When both parties can see eye to eye, mediation will always triumph over litigation because of the benefits it can provide. Still, since this factor is beyond anyone’s control, it’s also the leading reason why most mediation attempts lead to a falling out. Specifically, when either party is unwilling to cooperate and compromise or withhold key information from the other, any attempt to mediate becomes futile and wastes precious time and resources.

  • Unwillingness to Cooperate and Compromise:

    Businesses pursue the alternative of mediation over litigation when there is a mutual understanding that both parties are willing to compromise and come to a decision that doesn’t disadvantage the other. However, if one side’s intentions are more adversarial and refuse to arrive at more agreeable terms, the attempt will take forever, and the costs will start to mimic, and sometimes go over, that of litigation. That being the case, mediation becomes useless and fails.

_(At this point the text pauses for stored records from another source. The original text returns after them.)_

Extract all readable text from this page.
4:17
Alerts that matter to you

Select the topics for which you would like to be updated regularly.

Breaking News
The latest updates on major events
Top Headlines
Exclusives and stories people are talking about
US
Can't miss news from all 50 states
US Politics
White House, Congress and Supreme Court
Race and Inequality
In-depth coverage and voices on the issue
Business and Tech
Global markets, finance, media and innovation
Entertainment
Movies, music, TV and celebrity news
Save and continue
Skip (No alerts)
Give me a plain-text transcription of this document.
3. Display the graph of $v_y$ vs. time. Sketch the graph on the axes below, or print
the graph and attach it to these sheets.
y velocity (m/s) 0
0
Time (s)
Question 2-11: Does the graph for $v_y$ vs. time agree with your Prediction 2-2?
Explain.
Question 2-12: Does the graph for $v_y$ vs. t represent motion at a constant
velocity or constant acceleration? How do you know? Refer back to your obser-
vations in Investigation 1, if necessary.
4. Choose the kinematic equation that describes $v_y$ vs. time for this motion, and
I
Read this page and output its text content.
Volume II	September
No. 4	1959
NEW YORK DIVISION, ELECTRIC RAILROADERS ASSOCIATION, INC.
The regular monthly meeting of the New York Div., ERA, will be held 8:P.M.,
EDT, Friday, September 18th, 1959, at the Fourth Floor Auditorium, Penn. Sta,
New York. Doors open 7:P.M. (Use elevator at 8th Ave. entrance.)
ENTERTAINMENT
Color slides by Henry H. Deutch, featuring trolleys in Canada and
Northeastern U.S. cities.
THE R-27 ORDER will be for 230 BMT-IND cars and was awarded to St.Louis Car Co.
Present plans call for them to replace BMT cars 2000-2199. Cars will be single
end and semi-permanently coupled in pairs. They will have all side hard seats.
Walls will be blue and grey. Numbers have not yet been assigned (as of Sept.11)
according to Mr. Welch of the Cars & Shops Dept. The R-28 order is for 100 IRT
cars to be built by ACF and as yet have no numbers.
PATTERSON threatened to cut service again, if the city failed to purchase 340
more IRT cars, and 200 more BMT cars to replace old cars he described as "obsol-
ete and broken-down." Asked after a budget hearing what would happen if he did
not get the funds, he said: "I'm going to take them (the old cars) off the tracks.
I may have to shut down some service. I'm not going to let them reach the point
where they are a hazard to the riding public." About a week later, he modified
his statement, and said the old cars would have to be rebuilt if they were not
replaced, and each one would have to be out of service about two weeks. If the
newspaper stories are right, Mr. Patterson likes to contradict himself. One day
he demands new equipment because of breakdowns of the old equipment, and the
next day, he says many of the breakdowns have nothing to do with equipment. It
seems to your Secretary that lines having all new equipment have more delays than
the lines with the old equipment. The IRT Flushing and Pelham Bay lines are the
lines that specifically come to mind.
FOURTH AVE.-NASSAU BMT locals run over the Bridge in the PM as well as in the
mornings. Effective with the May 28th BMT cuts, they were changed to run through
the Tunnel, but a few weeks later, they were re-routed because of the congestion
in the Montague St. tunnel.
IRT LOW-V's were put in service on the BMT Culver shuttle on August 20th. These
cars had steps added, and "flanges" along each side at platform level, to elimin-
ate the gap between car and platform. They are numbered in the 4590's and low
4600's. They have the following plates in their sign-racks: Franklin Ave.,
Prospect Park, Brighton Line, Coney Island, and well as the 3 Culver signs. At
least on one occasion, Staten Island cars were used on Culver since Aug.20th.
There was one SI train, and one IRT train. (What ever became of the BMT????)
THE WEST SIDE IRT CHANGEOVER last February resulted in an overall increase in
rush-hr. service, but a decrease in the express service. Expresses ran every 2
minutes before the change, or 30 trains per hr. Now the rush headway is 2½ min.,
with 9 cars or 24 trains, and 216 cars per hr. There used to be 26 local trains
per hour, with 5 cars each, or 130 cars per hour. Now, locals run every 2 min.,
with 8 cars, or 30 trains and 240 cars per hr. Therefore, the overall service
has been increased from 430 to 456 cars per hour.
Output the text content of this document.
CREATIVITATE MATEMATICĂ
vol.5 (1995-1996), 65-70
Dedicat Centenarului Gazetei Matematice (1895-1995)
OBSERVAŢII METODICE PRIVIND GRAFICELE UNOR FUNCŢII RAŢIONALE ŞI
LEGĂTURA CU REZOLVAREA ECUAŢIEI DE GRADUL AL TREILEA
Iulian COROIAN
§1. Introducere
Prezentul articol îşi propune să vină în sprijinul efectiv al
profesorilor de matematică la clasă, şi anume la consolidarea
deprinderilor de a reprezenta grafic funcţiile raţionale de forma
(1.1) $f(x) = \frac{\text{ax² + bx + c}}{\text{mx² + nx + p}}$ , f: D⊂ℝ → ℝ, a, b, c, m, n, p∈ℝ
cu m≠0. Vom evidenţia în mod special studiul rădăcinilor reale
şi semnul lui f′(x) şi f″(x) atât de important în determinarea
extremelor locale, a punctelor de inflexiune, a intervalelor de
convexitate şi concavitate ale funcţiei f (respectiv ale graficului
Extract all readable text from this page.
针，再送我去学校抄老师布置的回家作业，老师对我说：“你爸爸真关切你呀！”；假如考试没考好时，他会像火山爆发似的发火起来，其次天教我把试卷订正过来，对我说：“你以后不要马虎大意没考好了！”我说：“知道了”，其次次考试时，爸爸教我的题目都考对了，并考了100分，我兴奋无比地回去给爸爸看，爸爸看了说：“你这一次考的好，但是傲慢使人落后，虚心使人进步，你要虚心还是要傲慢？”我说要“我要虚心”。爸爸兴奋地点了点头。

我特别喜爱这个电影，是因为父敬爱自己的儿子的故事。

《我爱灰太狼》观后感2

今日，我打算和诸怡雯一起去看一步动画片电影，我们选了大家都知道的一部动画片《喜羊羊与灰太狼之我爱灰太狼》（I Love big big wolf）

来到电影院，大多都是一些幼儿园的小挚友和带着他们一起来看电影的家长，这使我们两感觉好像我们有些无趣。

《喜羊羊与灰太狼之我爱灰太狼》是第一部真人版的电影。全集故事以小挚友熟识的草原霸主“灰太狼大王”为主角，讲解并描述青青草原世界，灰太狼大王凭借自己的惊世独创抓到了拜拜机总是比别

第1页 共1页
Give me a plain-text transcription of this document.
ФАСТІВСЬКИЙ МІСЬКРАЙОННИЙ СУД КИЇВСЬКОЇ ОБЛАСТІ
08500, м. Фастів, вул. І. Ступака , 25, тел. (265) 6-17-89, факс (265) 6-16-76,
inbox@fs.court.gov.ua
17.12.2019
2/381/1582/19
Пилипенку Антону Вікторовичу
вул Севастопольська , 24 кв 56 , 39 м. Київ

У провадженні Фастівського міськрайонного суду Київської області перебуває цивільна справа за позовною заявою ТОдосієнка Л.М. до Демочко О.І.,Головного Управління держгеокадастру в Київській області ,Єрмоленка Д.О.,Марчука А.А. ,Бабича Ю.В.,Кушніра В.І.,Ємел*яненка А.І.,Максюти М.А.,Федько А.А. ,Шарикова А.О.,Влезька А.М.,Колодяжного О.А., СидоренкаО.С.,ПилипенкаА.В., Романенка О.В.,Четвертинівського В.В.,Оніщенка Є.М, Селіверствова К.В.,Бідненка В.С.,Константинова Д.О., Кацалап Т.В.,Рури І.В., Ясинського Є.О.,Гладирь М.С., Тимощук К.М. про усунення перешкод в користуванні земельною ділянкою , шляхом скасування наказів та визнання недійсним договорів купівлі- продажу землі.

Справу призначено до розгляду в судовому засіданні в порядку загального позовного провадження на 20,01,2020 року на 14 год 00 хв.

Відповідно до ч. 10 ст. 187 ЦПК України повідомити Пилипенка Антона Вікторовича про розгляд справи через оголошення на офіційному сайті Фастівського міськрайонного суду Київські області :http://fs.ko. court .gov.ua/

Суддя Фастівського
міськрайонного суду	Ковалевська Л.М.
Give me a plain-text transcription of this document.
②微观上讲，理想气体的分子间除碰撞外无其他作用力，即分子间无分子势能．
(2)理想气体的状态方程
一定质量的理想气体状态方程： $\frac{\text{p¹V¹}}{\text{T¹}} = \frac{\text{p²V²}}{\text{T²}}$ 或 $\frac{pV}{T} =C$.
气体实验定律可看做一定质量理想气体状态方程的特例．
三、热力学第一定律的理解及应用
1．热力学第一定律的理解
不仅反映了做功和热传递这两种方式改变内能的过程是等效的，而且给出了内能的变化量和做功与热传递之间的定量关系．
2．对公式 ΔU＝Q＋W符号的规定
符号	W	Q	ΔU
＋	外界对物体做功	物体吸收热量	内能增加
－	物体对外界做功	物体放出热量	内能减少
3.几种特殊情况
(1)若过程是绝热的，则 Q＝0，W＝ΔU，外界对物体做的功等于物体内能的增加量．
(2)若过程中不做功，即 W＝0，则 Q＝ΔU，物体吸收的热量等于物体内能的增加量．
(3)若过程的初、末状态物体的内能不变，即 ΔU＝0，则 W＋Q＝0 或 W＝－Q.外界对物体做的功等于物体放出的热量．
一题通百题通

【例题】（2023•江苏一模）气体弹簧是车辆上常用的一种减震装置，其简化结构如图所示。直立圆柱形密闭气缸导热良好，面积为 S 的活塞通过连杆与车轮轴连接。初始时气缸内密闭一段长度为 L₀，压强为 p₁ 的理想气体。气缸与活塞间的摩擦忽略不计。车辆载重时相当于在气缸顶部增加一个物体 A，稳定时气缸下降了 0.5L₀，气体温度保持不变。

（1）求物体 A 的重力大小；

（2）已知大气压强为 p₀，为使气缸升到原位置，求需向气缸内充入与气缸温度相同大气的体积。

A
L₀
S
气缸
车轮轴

  • Risk of Withholding Key Information:

    Apart from the unwillingness to cooperate, since mediation is not compulsory, there is no guarantee that one side is providing sufficient and appropriate information to the discussion. When this happens, the opposing party will immediately notice uneven participation in the agreement, and since enforceability isn’t as strict, they can decide to withdraw at any time. As a result, the mediation attempt will bear nothing but contempt, and investing in court filings and further legal action would’ve been better.

Consider the Costs and Account for the Context

Mediation as an alternative form of dispute resolution is an excellent method for those cases dealing with entities willing to cooperate and wish to preserve the professional relationship with the business. However, litigation becomes the superior choice for resolving further disputes when these factors aren’t present, and an ulterior motive is clear.